Nella stessa giornata inaugurale gli agenti hanno assistito in diretta a un altro scippo nei pressi dei bagni chimici. Due giovani hanno agito con una tecnica ormai collaudata: uno distraeva la vittima con una spinta, mentre il complice le strappava la collanina nascondendola immediatamente in un borsello. I due, di 19 e 21 anni, sono stati inseguiti e arrestati. Uno di loro è stato anche denunciato per il possesso di circa venti grammi di hashish.
Non meno preoccupante il fronte dello spaccio. Sabato sera gli agenti del Commissariato Barriera Milano hanno fermato in corso Giulio Cesare un’auto proveniente dalla Lombardia con a bordo alcuni giovani diretti al festival. Un ventitreenne è stato arrestato dopo il ritrovamento di cocaina rosa, ketamina e MDMA sia all’interno del veicolo sia nella stanza d’albergo dove alloggiava, dove gli investigatori hanno rinvenuto ulteriori dosi confezionate per la vendita.

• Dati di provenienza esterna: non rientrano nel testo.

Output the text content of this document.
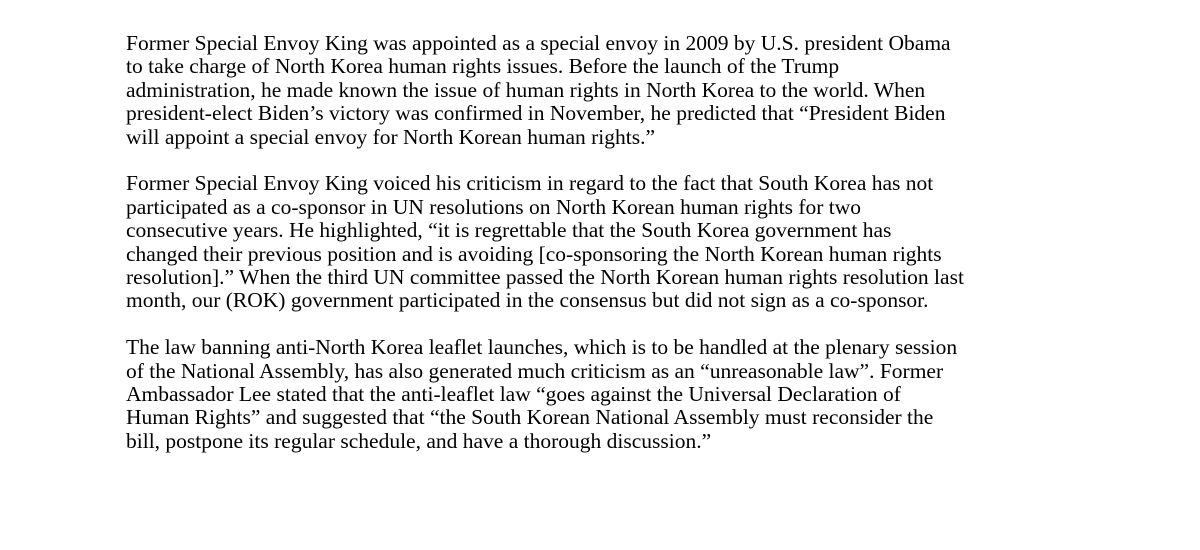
Former Special Envoy King was appointed as a special envoy in 2009 by U.S. president Obama
to take charge of North Korea human rights issues. Before the launch of the Trump
administration, he made known the issue of human rights in North Korea to the world. When
president-elect Biden’s victory was confirmed in November, he predicted that “President Biden
will appoint a special envoy for North Korean human rights.”

Former Special Envoy King voiced his criticism in regard to the fact that South Korea has not
participated as a co-sponsor in UN resolutions on North Korean human rights for two
consecutive years. He highlighted, “it is regrettable that the South Korea government has
changed their previous position and is avoiding [co-sponsoring the North Korean human rights
resolution].” When the third UN committee passed the North Korean human rights resolution last
month, our (ROK) government participated in the consensus but did not sign as a co-sponsor.

The law banning anti-North Korea leaflet launches, which is to be handled at the plenary session
of the National Assembly, has also generated much criticism as an “unreasonable law”. Former
Ambassador Lee stated that the anti-leaflet law “goes against the Universal Declaration of
Human Rights” and suggested that “the South Korean National Assembly must reconsider the
bill, postpone its regular schedule, and have a thorough discussion.”
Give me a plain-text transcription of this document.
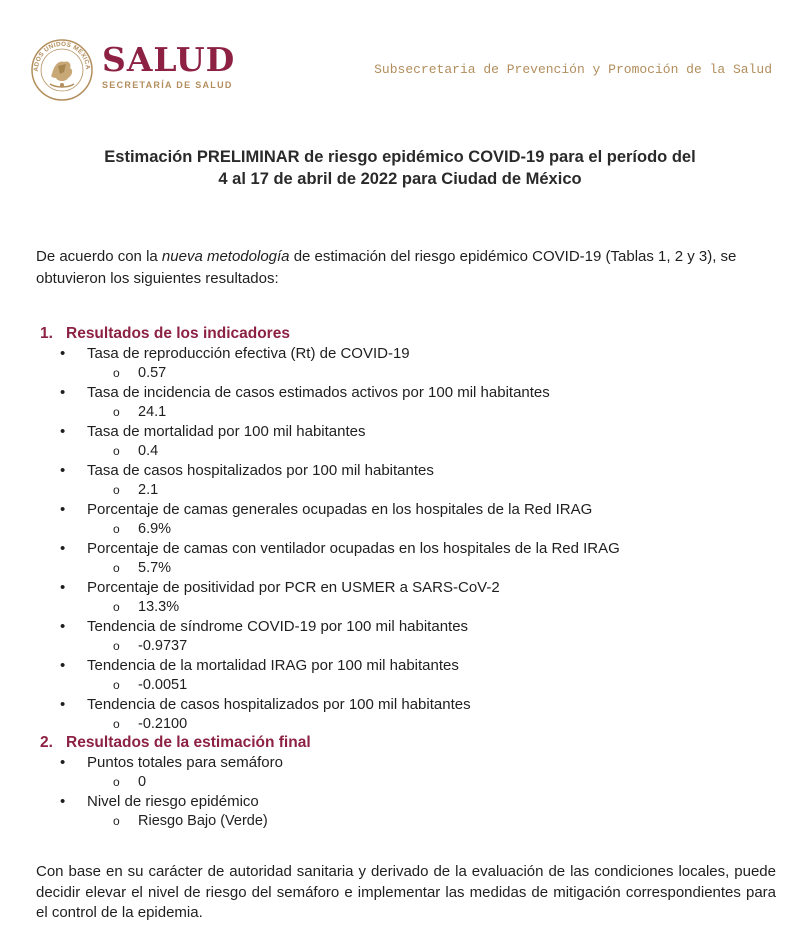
ADOS UNIDOS MEXICA SALUD
SECRETARÍA DE SALUD
Subsecretaria de Prevención y Promoción de la Salud
Estimación PRELIMINAR de riesgo epidémico COVID-19 para el período del
4 al 17 de abril de 2022 para Ciudad de México
De acuerdo con la nueva metodología de estimación del riesgo epidémico COVID-19 (Tablas 1, 2 y 3), se obtuvieron los siguientes resultados:
1. Resultados de los indicadores
• Tasa de reproducción efectiva (Rt) de COVID-19
o 0.57
• Tasa de incidencia de casos estimados activos por 100 mil habitantes
o 24.1
• Tasa de mortalidad por 100 mil habitantes
o 0.4
• Tasa de casos hospitalizados por 100 mil habitantes
o 2.1
• Porcentaje de camas generales ocupadas en los hospitales de la Red IRAG
o 6.9%
• Porcentaje de camas con ventilador ocupadas en los hospitales de la Red IRAG
o 5.7%
• Porcentaje de positividad por PCR en USMER a SARS-CoV-2
o 13.3%
• Tendencia de síndrome COVID-19 por 100 mil habitantes
o -0.9737
• Tendencia de la mortalidad IRAG por 100 mil habitantes
o -0.0051
• Tendencia de casos hospitalizados por 100 mil habitantes
o -0.2100
2. Resultados de la estimación final
• Puntos totales para semáforo
o 0
• Nivel de riesgo epidémico
o Riesgo Bajo (Verde)
Con base en su carácter de autoridad sanitaria y derivado de la evaluación de las condiciones locales, puede decidir elevar el nivel de riesgo del semáforo e implementar las medidas de mitigación correspondientes para el control de la epidemia.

L’ultimo arresto è arrivato nell’ultima giornata della manifestazione. Gli uomini della Divisione Polizia Amministrativa e Sociale hanno notato un gruppo di persone radunarsi attorno a due giovani mentre avvenivano sospette cessioni di droga. Fermato il presunto spacciatore, gli agenti hanno sequestrato ventotto involucri di ketamina, denaro contante e, successivamente, altra cocaina e ketamina custodite nella sua automobile insieme a oltre 2.700 euro in contanti.
Il bilancio finale riapre inevitabilmente una riflessione che accompagna ogni grande evento cittadino. Manifestazioni di richiamo internazionale rappresentano senza dubbio un’importante occasione di promozione turistica ed economica per Torino, ma comportano anche costi elevati sotto il profilo della sicurezza pubblica. Migliaia di persone da controllare, un mercato della droga che tenta di sfruttare la concentrazione di giovani e criminali pronti ad approfittare della confusione per colpire con furti e rapine.
I risultati ottenuti dalle forze dell’ordine dimostrano l’efficacia del dispositivo predisposto, ma evidenziano allo stesso tempo quanto sia stato necessario un presidio capillare per evitare che il bilancio risultasse ancora più pesante. Un dato che alimenta il dibattito sul rapporto tra grandi eventi, sicurezza urbana e impiego di ingenti risorse pubbliche per garantire che la festa non diventi terreno fertile per criminalità e spaccio.